How Do Kong, Gloo, and Higress Stack Up as AI‑Ready API Gateways?
This article compares Kong, Gloo, and Higress on their AI‑related extensions—covering tech stacks, logging, proxy normalization, API‑key handling, caching, request/response rewriting, and RAG support—to help developers choose the most suitable gateway for emerging LLM workloads.
Overview
The three products—Kong, Gloo, and Higress—originated as traditional API gateways and later added AI capabilities through plugins. Their documentation was the primary source, so some details may differ from real‑world usage.
Technology Stack
Kong: Nginx + Lua
Gloo: Envoy + Go
Higress: Envoy + WASM
Logging & Monitoring
Kong: AI plugins add model name and token cost to the audit log, but lack custom metadata fields.
Gloo: No AI‑specific log enhancements; uses generic monitoring.
Higress: Similar to Kong, logs token usage without custom metadata support.
Proxy Normalization
Kong: Provides a unified API that abstracts different LLM endpoints, allowing developers to switch models without code changes.
Gloo: Acts only as a reverse proxy to upstream LLM APIs, offering no normalization.
Higress: Translates various LLM APIs into OpenAI‑compatible calls, easing integration with the dominant OpenAI format.
API‑Key Management
Kong: Can transform client keys via additional plugins.
Gloo: Allows the client‑side key to differ from the upstream key, adding a protective layer.
Higress: Passes the client key directly to the upstream service.
Cache Capabilities
Kong: No LLM‑specific caching.
Gloo: Offers semantic cache using OpenAI embeddings and Redis vectors, though fine‑grained TTL or similarity settings are unclear.

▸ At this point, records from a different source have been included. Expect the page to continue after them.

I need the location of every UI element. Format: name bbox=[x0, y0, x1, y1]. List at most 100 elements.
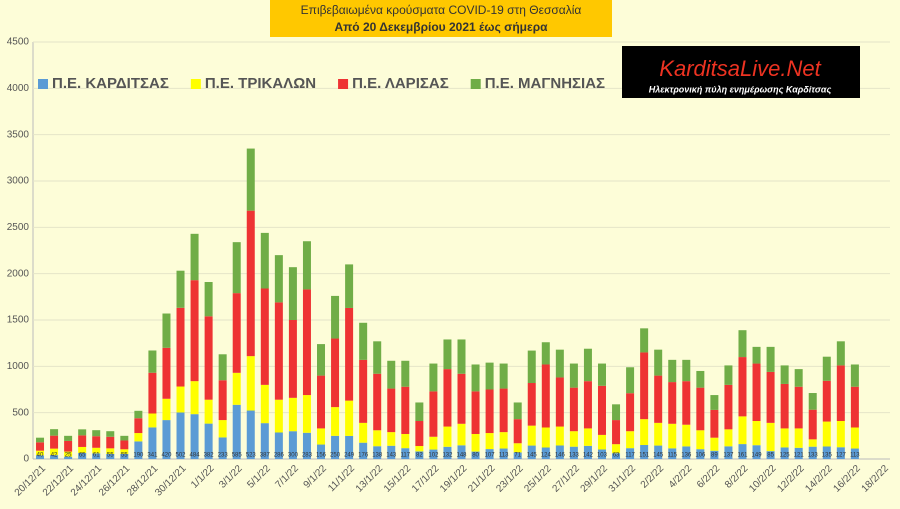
bar-segment bbox=[569, 431, 578, 447]
bar-segment bbox=[162, 398, 171, 421]
bar-segment bbox=[541, 427, 550, 448]
data-label: 585 bbox=[232, 453, 243, 459]
data-label: 42 bbox=[51, 453, 58, 459]
bar-segment bbox=[387, 388, 396, 433]
bar-segment bbox=[302, 289, 311, 396]
x-tick-label: 7/1/22 bbox=[273, 463, 301, 491]
bar-segment bbox=[50, 455, 59, 459]
bar-segment bbox=[429, 391, 438, 437]
bar-segment bbox=[724, 429, 733, 447]
bar-segment bbox=[499, 363, 508, 389]
data-label: 132 bbox=[442, 453, 453, 459]
bar-segment bbox=[288, 320, 297, 398]
bar-segment bbox=[626, 367, 635, 394]
bar-segment bbox=[682, 359, 691, 382]
bar-segment bbox=[429, 436, 438, 450]
bar-segment bbox=[485, 362, 494, 390]
bar-segment bbox=[443, 369, 452, 427]
bar-segment bbox=[415, 421, 424, 447]
bar-segment bbox=[302, 432, 311, 459]
data-label: 300 bbox=[288, 453, 299, 459]
bar-segment bbox=[387, 445, 396, 459]
x-tick-label: 27/1/22 bbox=[551, 463, 583, 495]
bar-segment bbox=[499, 448, 508, 459]
y-tick-label: 3500 bbox=[7, 129, 30, 140]
bar-segment bbox=[78, 446, 87, 453]
bar-segment bbox=[204, 316, 213, 400]
x-tick-label: 15/1/22 bbox=[382, 463, 414, 495]
bar-segment bbox=[106, 431, 115, 437]
bar-segment bbox=[808, 446, 817, 459]
bar-segment bbox=[541, 364, 550, 428]
bar-segment bbox=[260, 423, 269, 459]
bar-segment bbox=[218, 380, 227, 421]
bar-segment bbox=[120, 453, 129, 459]
bar-segment bbox=[766, 346, 775, 372]
x-tick-label: 16/2/22 bbox=[831, 463, 863, 495]
bar-segment bbox=[176, 270, 185, 308]
bar-segment bbox=[401, 386, 410, 434]
data-label: 176 bbox=[358, 453, 369, 459]
bar-segment bbox=[218, 437, 227, 459]
bar-segment bbox=[752, 445, 761, 459]
bar-segment bbox=[134, 410, 143, 419]
legend-label: Π.Ε. ΜΑΓΝΗΣΙΑΣ bbox=[485, 75, 605, 92]
data-label: 82 bbox=[416, 453, 423, 459]
bar-segment bbox=[148, 350, 157, 373]
bar-segment bbox=[836, 447, 845, 459]
bar-segment bbox=[274, 255, 283, 303]
x-tick-label: 11/1/22 bbox=[326, 463, 357, 494]
bar-segment bbox=[780, 383, 789, 429]
y-tick-label: 1000 bbox=[7, 361, 30, 372]
chart-subtitle: Από 20 Δεκεμβρίου 2021 έως σήμερα bbox=[334, 20, 548, 34]
bar-segment bbox=[471, 391, 480, 434]
bar-segment bbox=[50, 448, 59, 456]
bar-segment bbox=[583, 428, 592, 446]
data-label: 133 bbox=[569, 453, 580, 459]
bar-segment bbox=[78, 429, 87, 436]
bar-segment bbox=[120, 435, 129, 441]
bar-segment bbox=[443, 446, 452, 459]
data-label: 484 bbox=[190, 453, 201, 459]
bar-segment bbox=[822, 446, 831, 459]
bar-segment bbox=[654, 445, 663, 459]
bar-segment bbox=[527, 445, 536, 459]
legend-label: Π.Ε. ΛΑΡΙΣΑΣ bbox=[352, 75, 449, 92]
bar-segment bbox=[64, 440, 73, 452]
bar-segment bbox=[204, 423, 213, 459]
bar-segment bbox=[246, 356, 255, 411]
bar-segment bbox=[499, 388, 508, 433]
bar-segment bbox=[331, 435, 340, 459]
x-tick-label: 25/1/22 bbox=[522, 463, 554, 495]
bar-segment bbox=[640, 419, 649, 446]
bar-segment bbox=[429, 363, 438, 392]
logo-box bbox=[622, 46, 860, 98]
data-label: 341 bbox=[147, 453, 158, 459]
bar-segment bbox=[274, 302, 283, 400]
bar-segment bbox=[92, 436, 101, 448]
bar-segment bbox=[387, 360, 396, 389]
bar-segment bbox=[373, 430, 382, 447]
bar-segment bbox=[373, 373, 382, 431]
title-box bbox=[270, 0, 612, 37]
bar-segment bbox=[457, 339, 466, 374]
bar-segment bbox=[612, 444, 621, 454]
bar-segment bbox=[64, 456, 73, 459]
data-label: 65 bbox=[79, 453, 86, 459]
bar-segment bbox=[190, 381, 199, 415]
bar-segment bbox=[850, 448, 859, 459]
bar-segment bbox=[640, 328, 649, 353]
bar-segment bbox=[668, 382, 677, 424]
bar-segment bbox=[134, 433, 143, 442]
data-label: 102 bbox=[428, 453, 439, 459]
bar-segment bbox=[626, 431, 635, 449]
x-tick-label: 19/1/22 bbox=[438, 463, 470, 495]
bar-segment bbox=[134, 418, 143, 434]
bar-segment bbox=[134, 441, 143, 459]
x-tick-label: 21/1/22 bbox=[466, 463, 498, 495]
bar-segment bbox=[176, 386, 185, 413]
bar-segment bbox=[162, 347, 171, 399]
bar-segment bbox=[808, 439, 817, 447]
data-label: 55 bbox=[107, 453, 114, 459]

Higress: Provides text‑match cache via Redis and JSON‑PATH selection, but no semantic cache.
Request/Response Rewriting
Kong: Supports prompt‑based rewriting at both request and response stages, enabling simple workflows.
Gloo: Only supports prepend‑system‑prompt, offering limited flexibility.
Higress: Similar to Kong but currently limited to Alibaba Cloud’s Tongyi Qianwen model.
RAG (Retrieval‑Augmented Generation)
Kong: No RAG‑related plugins.
Gloo: Can connect a Postgres store and OpenAI embeddings to build custom RAG pipelines.
Higress: Mirrors Gloo’s approach but restricts to Alibaba Cloud vector service and Tongyi Qianwen, reducing openness.
Conclusions
All three gateways were built before the LLM boom and were not originally designed for AI use cases, so their extensions require deep knowledge of gateway internals and languages like Lua or WASM. Higress appears to have the most complete AI feature set, though it is tightly coupled to specific cloud services. Gloo places most AI functions behind a commercial license, while Kong offers only exploratory capabilities. Future AI architecture changes—such as evolving RAG, caching, or orchestration patterns—may challenge the adaptability of these gateways, especially given their reliance on non‑mainstream extension languages.